California could be next battleground in national debate over adequacy
Published: December 15, 2004
It seems like a no-brainer: if Americans are serious about ensuring that every schoolchild meets minimum achievement standards, they must first figure out how much it costs to educate students and ensure that schools get the resources they need to do the job.
The stakes are even higher these days, with the federal government requiring that every American student meet high standards in reading and math as part of the No Child Left Behind Act.
“If you require certain things of kids, the argument is that the state has a commensurate responsibility to give schools the resources they need,” said Sacramento Bee education columnist Peter Schrag, a speaker at CSBA’s Annual Education Conference and author of “Final Test: The Battle for Adequacy in America’s Schools.”
“If a state demands that schools and students be accountable – for meeting state standards, for passing exit exams and other tests – the state must be held equally accountable for providing the wherewithal to enable them to do it,” he said. “That means calculations to determine the cost of those resources. The most mundane entrepreneur asks the same question: how much will it cost to produce each unit?”
But that’s not how school financing works in California or any other state. Instead of figuring out how much schools need to educate students, lawmakers typically decide how much they can afford to allocate to education; schools must make do with what they’re given.
Increasing numbers of public school advocates in state after state are crying foul. They are going to court, arguing that it’s unfair and illegal to require students to meet specific achievement standards without calculating the cost of the job and ensuring that schools get adequate support.
A recent Education Week survey of legal challenges to school financing plans in a number of states concluded that all six major judicial decisions in the last 18 months favored plaintiffs who argued that schools do not get enough money to ensure every student is proficient in basic subjects.
The subject of adequacy was a major topic at the conference. In his report to the Delegate Assembly, CSBA’s Executive Director Scott P. Plotkin told school board leaders that the association is considering a number of possible strategies to bring the issue of adequacy to the fore, including a possible legal challenge to the state’s system for financing its schools.
Schrag said he is very optimistic that CSBA’s efforts will succeed.
Some school advocates had hoped that the Williams lawsuit would raise the issue of adequate school resources and initiate a serious discussion of how much it costs to educate a California child.

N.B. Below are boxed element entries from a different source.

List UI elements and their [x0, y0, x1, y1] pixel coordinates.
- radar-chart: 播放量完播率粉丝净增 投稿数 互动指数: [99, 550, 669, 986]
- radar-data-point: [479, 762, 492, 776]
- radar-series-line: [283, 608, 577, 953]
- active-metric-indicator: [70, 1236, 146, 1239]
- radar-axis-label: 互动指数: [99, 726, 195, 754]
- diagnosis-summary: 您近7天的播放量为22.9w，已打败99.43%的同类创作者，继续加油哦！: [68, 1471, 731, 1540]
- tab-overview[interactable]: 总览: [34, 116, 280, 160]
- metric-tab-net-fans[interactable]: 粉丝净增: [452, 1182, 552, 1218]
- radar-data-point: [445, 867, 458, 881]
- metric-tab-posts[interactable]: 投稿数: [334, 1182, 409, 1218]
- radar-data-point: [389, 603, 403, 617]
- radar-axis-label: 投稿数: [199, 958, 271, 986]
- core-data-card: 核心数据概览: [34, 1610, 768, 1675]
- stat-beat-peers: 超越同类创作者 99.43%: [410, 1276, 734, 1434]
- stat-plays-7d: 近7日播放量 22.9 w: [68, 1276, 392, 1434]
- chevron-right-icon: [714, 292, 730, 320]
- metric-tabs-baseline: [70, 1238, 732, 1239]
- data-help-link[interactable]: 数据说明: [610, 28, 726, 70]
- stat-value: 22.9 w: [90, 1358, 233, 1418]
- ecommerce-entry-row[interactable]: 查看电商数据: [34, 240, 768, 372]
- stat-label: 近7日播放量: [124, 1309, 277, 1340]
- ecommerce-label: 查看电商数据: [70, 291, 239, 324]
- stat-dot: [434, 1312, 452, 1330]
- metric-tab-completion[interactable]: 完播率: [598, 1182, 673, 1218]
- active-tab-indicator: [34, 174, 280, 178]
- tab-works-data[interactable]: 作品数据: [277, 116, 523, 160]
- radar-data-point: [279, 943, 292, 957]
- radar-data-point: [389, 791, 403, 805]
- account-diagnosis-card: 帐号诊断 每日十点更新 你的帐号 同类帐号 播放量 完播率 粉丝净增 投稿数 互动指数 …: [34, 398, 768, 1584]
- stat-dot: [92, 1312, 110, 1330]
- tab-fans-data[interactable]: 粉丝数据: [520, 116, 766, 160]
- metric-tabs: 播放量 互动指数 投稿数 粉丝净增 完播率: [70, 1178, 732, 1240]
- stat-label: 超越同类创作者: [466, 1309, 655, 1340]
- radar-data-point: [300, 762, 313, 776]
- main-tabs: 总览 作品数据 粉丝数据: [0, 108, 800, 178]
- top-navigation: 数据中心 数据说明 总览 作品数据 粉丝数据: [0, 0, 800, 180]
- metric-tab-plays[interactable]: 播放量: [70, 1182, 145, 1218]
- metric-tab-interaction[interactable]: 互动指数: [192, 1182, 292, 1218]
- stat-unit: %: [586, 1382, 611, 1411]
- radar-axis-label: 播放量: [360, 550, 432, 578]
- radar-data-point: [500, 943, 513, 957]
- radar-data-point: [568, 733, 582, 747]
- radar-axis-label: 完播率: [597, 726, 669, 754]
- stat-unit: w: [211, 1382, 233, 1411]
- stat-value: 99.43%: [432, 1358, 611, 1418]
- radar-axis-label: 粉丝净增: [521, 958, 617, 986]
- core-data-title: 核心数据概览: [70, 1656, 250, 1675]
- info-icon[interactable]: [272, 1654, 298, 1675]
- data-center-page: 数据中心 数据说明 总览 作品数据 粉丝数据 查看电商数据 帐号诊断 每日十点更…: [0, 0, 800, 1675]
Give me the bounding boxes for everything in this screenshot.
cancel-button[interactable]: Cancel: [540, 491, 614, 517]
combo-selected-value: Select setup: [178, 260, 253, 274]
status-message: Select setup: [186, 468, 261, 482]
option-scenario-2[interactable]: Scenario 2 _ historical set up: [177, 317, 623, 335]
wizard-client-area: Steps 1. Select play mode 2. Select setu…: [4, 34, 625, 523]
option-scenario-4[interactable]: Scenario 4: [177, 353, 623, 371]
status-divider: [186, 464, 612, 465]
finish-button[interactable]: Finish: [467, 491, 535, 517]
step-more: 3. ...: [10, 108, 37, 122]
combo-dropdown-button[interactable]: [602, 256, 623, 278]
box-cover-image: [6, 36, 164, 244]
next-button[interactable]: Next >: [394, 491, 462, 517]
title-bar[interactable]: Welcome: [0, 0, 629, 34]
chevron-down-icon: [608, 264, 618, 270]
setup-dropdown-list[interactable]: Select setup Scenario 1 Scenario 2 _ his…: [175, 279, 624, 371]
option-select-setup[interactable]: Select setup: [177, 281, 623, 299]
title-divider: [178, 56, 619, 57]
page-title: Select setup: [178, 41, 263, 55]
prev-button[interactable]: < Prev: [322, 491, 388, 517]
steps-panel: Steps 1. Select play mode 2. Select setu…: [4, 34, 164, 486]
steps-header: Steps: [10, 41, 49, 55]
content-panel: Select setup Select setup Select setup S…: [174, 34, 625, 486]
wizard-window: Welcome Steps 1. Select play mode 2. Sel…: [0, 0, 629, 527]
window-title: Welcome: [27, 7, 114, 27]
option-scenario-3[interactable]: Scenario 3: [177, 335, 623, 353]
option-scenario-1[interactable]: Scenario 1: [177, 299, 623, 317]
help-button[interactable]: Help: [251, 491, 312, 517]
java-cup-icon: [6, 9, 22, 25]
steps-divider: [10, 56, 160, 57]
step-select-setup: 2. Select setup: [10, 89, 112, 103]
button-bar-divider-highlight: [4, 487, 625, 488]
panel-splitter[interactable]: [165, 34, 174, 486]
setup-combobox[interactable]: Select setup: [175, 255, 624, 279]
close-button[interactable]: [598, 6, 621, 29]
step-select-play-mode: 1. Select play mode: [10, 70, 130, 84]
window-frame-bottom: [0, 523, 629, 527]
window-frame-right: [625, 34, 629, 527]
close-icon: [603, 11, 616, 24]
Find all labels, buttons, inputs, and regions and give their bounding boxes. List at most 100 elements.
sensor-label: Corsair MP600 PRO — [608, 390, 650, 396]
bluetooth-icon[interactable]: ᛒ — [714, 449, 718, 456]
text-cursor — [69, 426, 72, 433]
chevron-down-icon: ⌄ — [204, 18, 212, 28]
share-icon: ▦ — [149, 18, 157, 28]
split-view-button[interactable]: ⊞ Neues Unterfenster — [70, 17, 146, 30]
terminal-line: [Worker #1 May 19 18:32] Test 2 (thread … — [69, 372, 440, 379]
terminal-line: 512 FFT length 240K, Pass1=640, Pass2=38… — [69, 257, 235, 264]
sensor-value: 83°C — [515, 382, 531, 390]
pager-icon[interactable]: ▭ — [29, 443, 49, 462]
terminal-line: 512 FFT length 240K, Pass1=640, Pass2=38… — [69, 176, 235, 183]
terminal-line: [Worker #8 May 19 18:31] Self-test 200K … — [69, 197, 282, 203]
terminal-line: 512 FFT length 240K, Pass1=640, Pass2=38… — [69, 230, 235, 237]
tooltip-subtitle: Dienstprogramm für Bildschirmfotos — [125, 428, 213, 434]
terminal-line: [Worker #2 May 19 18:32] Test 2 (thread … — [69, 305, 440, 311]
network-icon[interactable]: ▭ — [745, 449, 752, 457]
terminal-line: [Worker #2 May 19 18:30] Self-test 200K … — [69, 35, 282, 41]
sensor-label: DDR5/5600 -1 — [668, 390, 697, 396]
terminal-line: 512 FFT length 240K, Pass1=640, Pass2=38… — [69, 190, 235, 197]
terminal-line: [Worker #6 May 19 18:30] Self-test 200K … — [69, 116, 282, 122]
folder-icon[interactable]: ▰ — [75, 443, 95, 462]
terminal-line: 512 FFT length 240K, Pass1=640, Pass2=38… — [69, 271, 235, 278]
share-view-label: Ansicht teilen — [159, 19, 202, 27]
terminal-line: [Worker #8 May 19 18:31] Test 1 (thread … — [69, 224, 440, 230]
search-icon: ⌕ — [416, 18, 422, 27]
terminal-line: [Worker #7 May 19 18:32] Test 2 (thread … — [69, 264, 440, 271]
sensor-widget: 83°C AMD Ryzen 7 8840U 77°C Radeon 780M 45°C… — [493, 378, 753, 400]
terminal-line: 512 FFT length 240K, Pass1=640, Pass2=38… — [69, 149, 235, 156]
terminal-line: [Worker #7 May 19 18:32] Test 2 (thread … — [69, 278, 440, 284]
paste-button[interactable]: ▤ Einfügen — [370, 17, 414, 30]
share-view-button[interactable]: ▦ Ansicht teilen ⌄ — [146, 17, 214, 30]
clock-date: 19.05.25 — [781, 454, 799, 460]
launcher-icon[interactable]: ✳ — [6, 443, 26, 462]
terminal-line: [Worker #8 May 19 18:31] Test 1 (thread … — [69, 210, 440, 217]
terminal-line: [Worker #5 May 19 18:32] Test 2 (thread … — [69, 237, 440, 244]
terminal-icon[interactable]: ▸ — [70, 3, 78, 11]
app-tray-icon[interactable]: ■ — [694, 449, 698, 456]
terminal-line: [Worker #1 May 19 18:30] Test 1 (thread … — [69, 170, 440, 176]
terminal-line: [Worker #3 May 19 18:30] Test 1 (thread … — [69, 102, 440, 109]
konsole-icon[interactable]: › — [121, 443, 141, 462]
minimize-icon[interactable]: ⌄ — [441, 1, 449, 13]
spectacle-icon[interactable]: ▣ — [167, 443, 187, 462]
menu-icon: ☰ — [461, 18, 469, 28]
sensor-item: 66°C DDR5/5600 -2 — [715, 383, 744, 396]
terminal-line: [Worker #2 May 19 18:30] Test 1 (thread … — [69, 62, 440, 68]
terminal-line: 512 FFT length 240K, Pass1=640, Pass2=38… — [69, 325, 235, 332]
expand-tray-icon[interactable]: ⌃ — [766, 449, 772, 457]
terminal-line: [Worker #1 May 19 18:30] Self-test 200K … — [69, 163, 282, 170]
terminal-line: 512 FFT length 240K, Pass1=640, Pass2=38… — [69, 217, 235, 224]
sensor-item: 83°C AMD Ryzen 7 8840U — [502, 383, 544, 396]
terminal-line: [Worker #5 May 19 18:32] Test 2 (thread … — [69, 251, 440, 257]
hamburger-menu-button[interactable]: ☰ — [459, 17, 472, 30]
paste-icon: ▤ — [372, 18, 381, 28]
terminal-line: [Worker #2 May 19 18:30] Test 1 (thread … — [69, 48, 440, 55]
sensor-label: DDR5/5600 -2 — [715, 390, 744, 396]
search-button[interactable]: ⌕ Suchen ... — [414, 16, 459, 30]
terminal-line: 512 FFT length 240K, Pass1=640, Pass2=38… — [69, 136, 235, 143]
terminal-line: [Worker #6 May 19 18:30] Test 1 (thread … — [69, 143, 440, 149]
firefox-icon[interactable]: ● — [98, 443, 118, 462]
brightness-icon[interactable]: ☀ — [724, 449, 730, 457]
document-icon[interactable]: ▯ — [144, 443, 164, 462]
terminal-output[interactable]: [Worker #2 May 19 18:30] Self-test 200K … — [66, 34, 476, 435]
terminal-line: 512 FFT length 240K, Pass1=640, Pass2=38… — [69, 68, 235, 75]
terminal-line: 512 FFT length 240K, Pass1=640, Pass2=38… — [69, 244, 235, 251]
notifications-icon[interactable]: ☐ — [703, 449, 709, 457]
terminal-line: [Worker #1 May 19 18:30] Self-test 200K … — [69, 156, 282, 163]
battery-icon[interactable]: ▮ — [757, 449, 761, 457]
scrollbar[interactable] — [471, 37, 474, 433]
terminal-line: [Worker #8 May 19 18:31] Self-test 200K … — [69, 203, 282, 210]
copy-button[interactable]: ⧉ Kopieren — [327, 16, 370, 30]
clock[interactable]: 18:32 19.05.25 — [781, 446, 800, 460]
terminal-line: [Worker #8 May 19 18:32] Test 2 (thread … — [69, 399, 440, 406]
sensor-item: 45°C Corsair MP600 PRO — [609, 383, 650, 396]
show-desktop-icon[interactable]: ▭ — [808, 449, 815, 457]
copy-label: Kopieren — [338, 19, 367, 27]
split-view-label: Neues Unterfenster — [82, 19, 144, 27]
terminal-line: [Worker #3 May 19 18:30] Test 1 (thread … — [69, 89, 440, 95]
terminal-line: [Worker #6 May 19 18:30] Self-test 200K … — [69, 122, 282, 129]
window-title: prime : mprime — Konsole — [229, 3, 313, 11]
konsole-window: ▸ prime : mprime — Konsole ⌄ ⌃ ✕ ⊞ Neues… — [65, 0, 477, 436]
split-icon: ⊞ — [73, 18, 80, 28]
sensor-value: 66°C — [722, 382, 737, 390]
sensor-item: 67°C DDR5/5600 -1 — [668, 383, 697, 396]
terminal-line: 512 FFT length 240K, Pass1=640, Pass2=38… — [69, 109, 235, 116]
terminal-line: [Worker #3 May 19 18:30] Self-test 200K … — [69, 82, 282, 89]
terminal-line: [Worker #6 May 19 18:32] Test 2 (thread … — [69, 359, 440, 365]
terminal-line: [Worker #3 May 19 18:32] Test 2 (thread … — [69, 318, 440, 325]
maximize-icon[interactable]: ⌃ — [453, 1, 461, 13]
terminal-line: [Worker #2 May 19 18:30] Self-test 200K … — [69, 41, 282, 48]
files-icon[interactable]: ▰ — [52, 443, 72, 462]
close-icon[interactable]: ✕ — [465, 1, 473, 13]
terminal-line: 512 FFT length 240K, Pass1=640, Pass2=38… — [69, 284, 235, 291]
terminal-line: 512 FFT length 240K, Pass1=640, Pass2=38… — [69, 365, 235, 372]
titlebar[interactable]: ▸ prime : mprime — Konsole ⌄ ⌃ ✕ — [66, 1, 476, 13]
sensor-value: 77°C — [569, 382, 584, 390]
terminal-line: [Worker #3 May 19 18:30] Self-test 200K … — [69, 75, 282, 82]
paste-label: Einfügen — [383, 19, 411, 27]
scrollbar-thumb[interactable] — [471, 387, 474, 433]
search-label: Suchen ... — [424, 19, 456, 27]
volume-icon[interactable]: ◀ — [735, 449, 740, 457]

CSBA and other school advocates will be working to ensure that the next case “addresses the central issue of adequacy” head on, Plotkin said, rather than “fiddling around the edges” the way Williams did.
CSBA and other Williams critics consistently argued that the plaintiffs, who hoped to ensure every student had clean school facilities, books and quality teachers, filed the wrong lawsuit. Instead of asking whether schools received adequate resources, Williams plaintiffs asked for more rules and inspections and reached an agreement with the state that will not fundamentally change the system.
A few state lawmakers, led by Sen. Dede Alpert, D-San Diego, have tried to raise the adequacy issue directly. Two years ago, the state established the Quality Education Commission to determine the cost of educating a California student. But Gov. Schwarzenegger shows no inclination to appoint members to a commission that would most likely conclude that the state does not allocate enough money to California schools. It has never met.
Schrag urged the school board members who attended his lecture to turn up the heat on the governor and Legislature to appoint members to the QEC and support its work.
“It’s easy to understand why no governor would want this commission to do its work,” Schrag said, “because its recommendations would most likely cost the state money. The QEC could give us a chance to create a vision for where the state ought to go; if we let it die, we miss a great opportunity.”